Justice Ginsburg was a woman who defied stereotypes. Though a liberal, she and the court's conservative icon, Antonin Scalia, were the closest of friends. As Justice Ginsburg said: "You can disagree without being disagreeable."
She was not shy about disagreeing. In more recent years, as the U.S. Supreme Court has moved to the right, her dissenting opinions became fiercer and more eloquent. She viewed her dissents as a chance to persuade a future court. "Some of my favorite opinions are dissenting opinions," Ginsburg told NPR. "I will not live to see what becomes of them, but I remain hopeful."

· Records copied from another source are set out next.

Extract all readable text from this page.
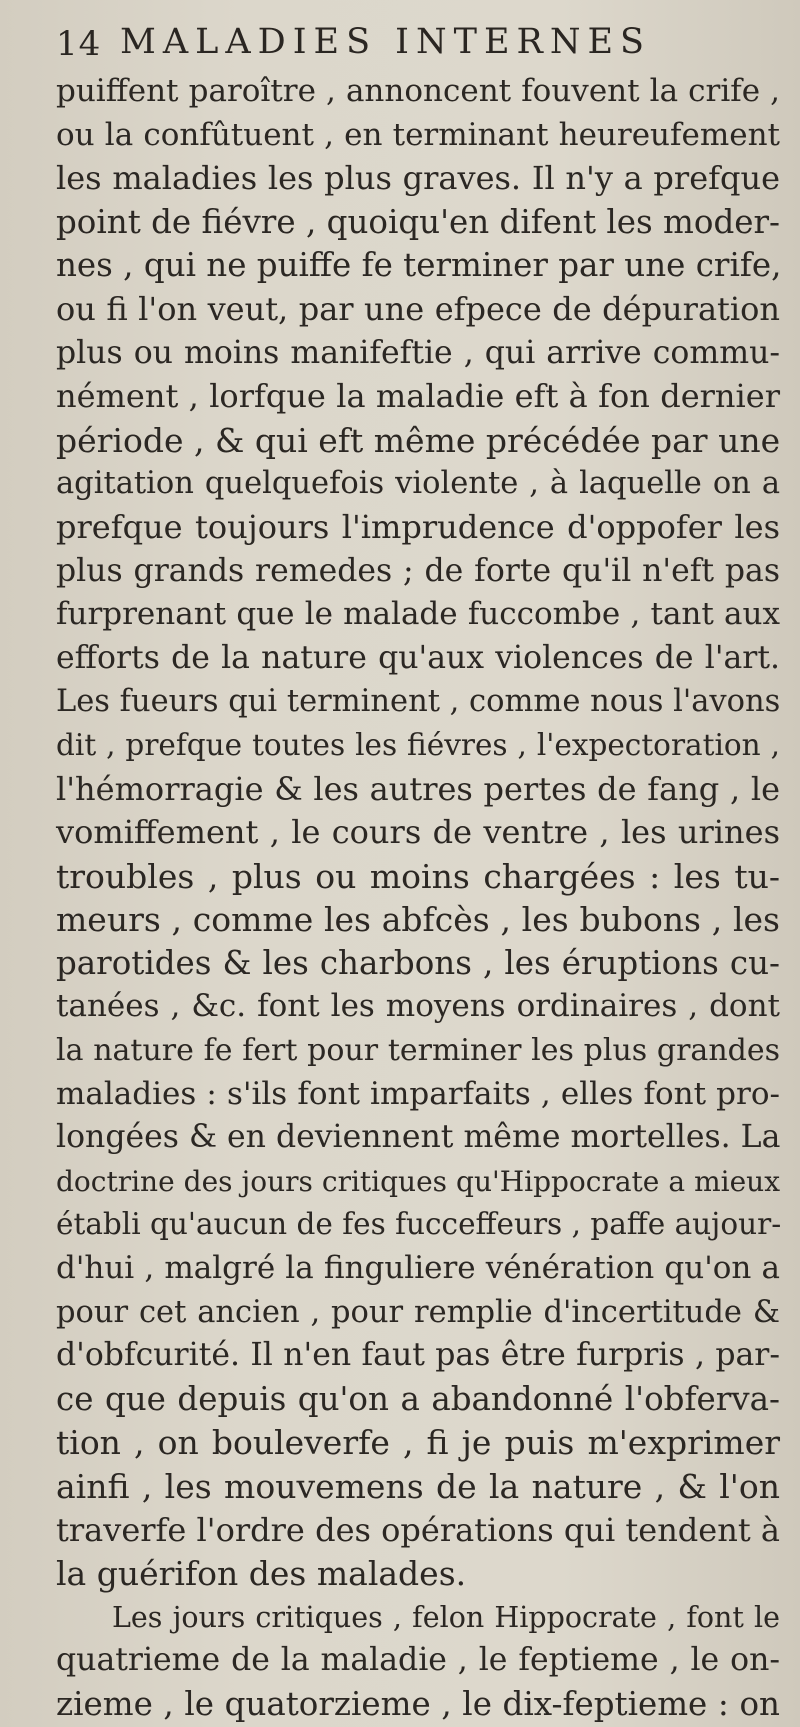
14 MALADIES INTERNES
puiffent paroître , annoncent fouvent la crife ,
ou la confûtuent , en terminant heureufement
les maladies les plus graves. Il n'y a prefque
point de fiévre , quoiqu'en difent les moder-
nes , qui ne puiffe fe terminer par une crife,
ou fi l'on veut, par une efpece de dépuration
plus ou moins manifeftie , qui arrive commu-
nément , lorfque la maladie eft à fon dernier
période , & qui eft même précédée par une
agitation quelquefois violente , à laquelle on a
prefque toujours l'imprudence d'oppofer les
plus grands remedes ; de forte qu'il n'eft pas
furprenant que le malade fuccombe , tant aux
efforts de la nature qu'aux violences de l'art.
Les fueurs qui terminent , comme nous l'avons
dit , prefque toutes les fiévres , l'expectoration ,
l'hémorragie & les autres pertes de fang , le
vomiffement , le cours de ventre , les urines
troubles , plus ou moins chargées : les tu-
meurs , comme les abfcès , les bubons , les
parotides & les charbons , les éruptions cu-
tanées , &c. font les moyens ordinaires , dont
la nature fe fert pour terminer les plus grandes
maladies : s'ils font imparfaits , elles font pro-
longées & en deviennent même mortelles. La
doctrine des jours critiques qu'Hippocrate a mieux
établi qu'aucun de fes fucceffeurs , paffe aujour-
d'hui , malgré la finguliere vénération qu'on a
pour cet ancien , pour remplie d'incertitude &
d'obfcurité. Il n'en faut pas être furpris , par-
ce que depuis qu'on a abandonné l'obferva-
tion , on bouleverfe , fi je puis m'exprimer
ainfi , les mouvemens de la nature , & l'on
traverfe l'ordre des opérations qui tendent à
la guérifon des malades.
Les jours critiques , felon Hippocrate , font le
quatrieme de la maladie , le feptieme , le on-
zieme , le quatorzieme , le dix-feptieme : on
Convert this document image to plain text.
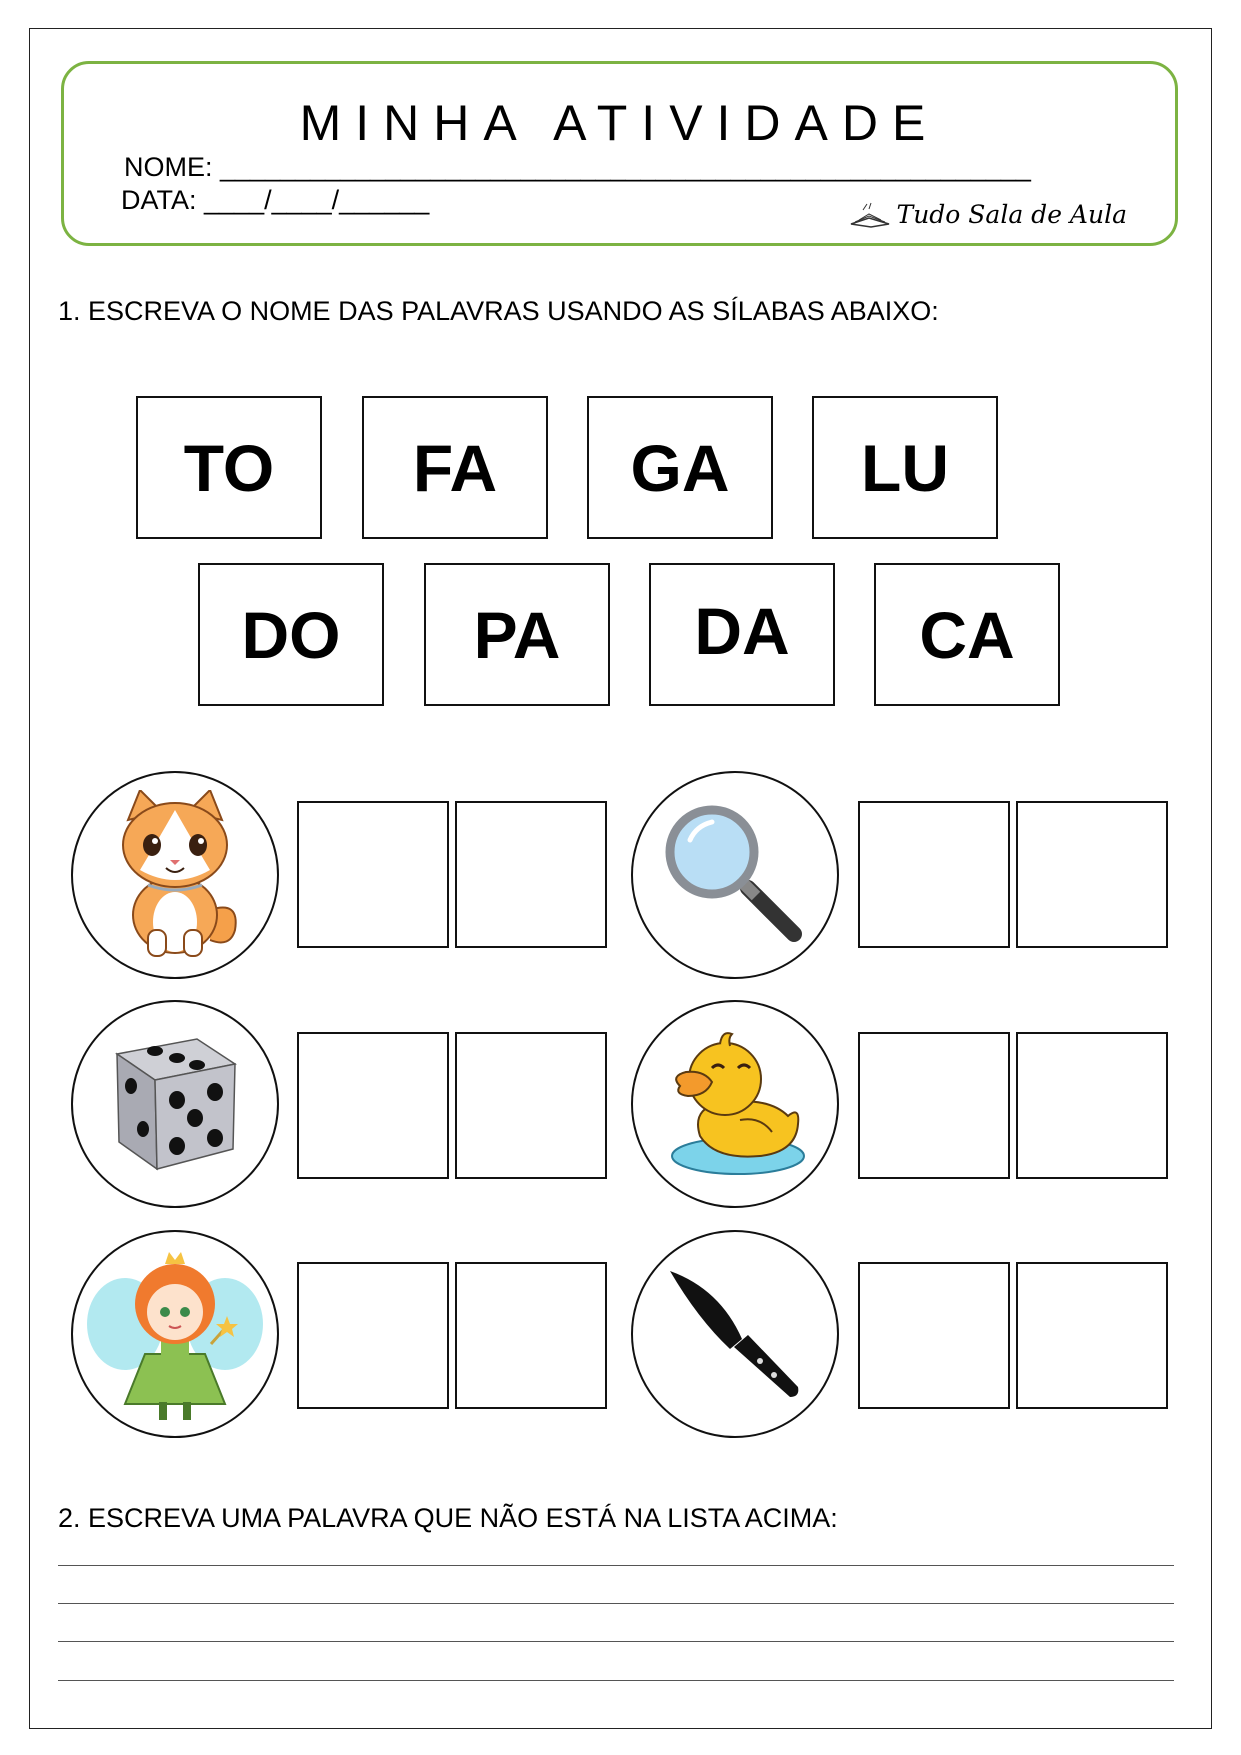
MINHA ATIVIDADE
NOME: ______________________________________________________
DATA: ____/____/______	Tudo Sala de Aula
1. ESCREVA O NOME DAS PALAVRAS USANDO AS SÍLABAS ABAIXO:
TO	FA	GA	LU
DO	PA	DA	CA
2. ESCREVA UMA PALAVRA QUE NÃO ESTÁ NA LISTA ACIMA:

So, why should a congregation in England, most of whom are not U.S. female lawyers, or U.S. women, or even lawyers, stop to consider the life of Ruth Bader Ginsburg?
I believe that her lifelong dedication to the struggle for justice and equality is an example to us all. That she inspires us to carry on the good fight with elegance and grace, and shows how we can repair the world (Tikkun Olam) without adopting the demeanour and tactics of those who oppose us: reactionary forces, those resistant to change, and those clinging to undeserved privilege.
And while it was my intention to refrain from politics in talking about her achievements, there is no doubt that her death is a tragedy for the U.S. people, and she was well aware of what may happen in the coming weeks. It will be bare-knuckle politics, writ large, on the stage of a presidential election. It will be a fight which Justice Ginsburg had hoped to avoid, telling Justice John Paul Stevens shortly before his death that she hoped to serve as long as he did — until age 90.
She only made it to 87, and we are both inspired by her example and frightened of what could come next.